Die Jungkühe zogen aufgrund der hervorragenden Qualität im Preis an, auch die Kälber erfreuten sich sehr guter Nachfrage zu hohen Preisen.

Flotte Fleckviehauktion

Die 43 zum Verkauf stehenden Fleckviehjungkühe glänzten mit einem rekordverdächtigen Durchschnittsgemelk von 30,7 kg Milch. Die sechs von der Bewertungskommission an die Spitze gestellten Tiere bestachen mit hervorragenden Exterieurmerkmalen und dem hohen Melkdurchschnitt von 36,4 kg Milch. Eine nicht alltägliche Jungkuh marschierte an der Spitze: Die Raldi-Tochter von der Kemmler Landwirtschafts-GbR aus Kusterdingen wies ein Tagesgemelk von 43,3 kg und eine Melkbarkeit von 3,27 kg/Minute vor und glänzte mit schaufähigem Exterieur. Verdientermaßen erlöste sie mit 2380 Euro den Tageshöchstpreis und sicherlich wird man sie wieder im Schauring zu sehen bekommen.

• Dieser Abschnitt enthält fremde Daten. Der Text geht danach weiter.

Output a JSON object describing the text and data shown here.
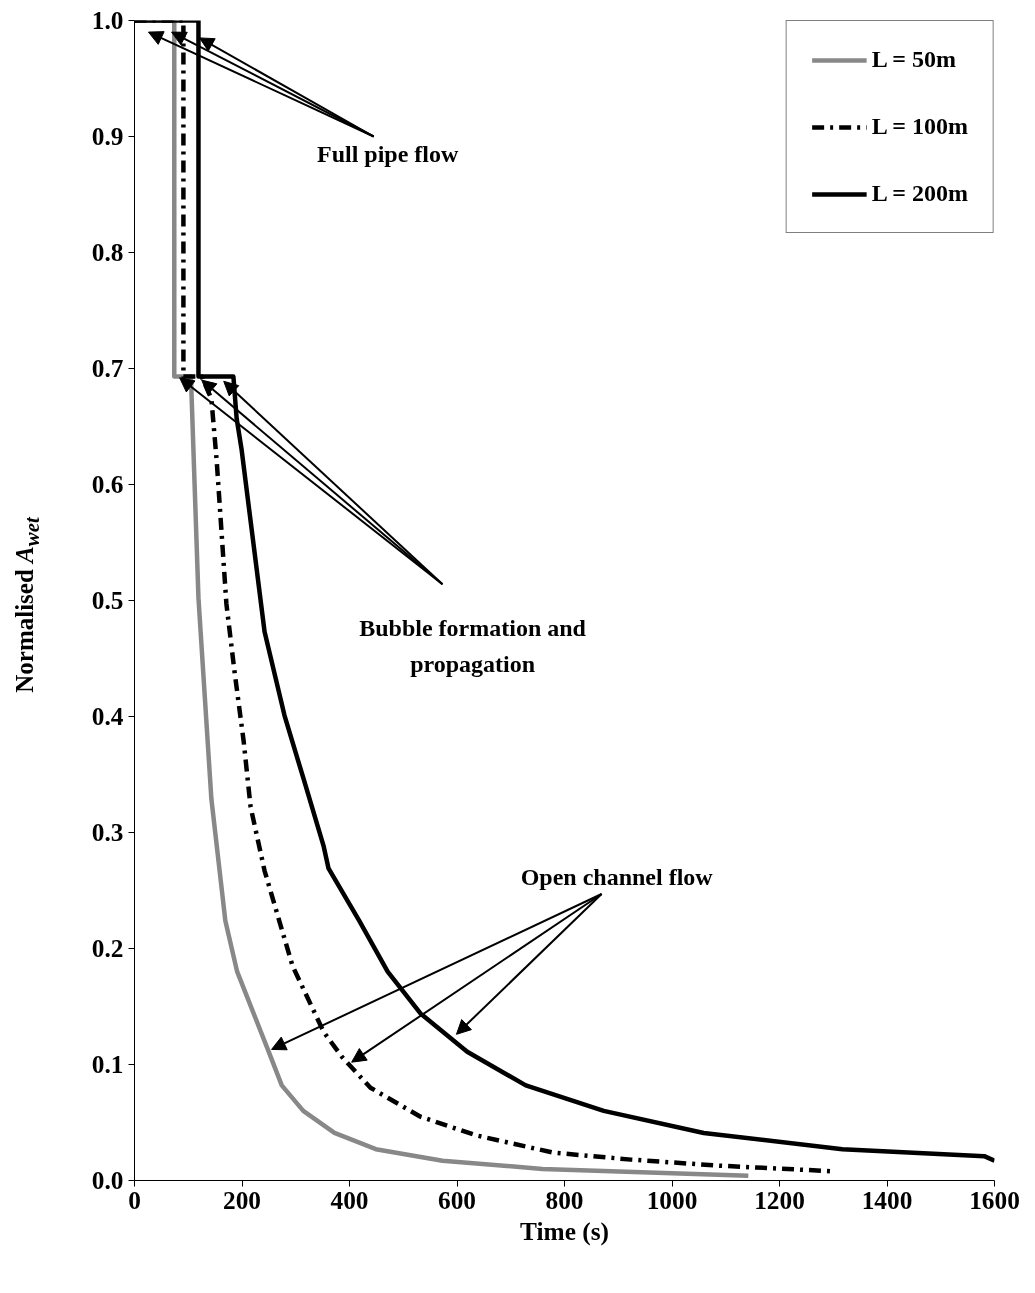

Im Durchschnitt kosteten die sechs Spitzenkühe 1980 Euro. Diese kamen im einzelnen 4 mal von der Kemmler Landwirtschafts GbR aus Kusterdingen (Väter Raldi, 2 x Hutilon, Polarstern), der Ott GbR aus Weikersheim-Nassau (V. Siwil) sowie der Kuppler GbR aus Schrozberg-Reupoldsrot (V. Vulkan). Bis auf zwei Jungkühe mit Euteransagen, die zum gebotenen Preis nicht abgegeben wurden wechselte die gesamte Kollektion bei flottem Marktverlauf zu durchschnittlich 1637 Euro den Besitzer.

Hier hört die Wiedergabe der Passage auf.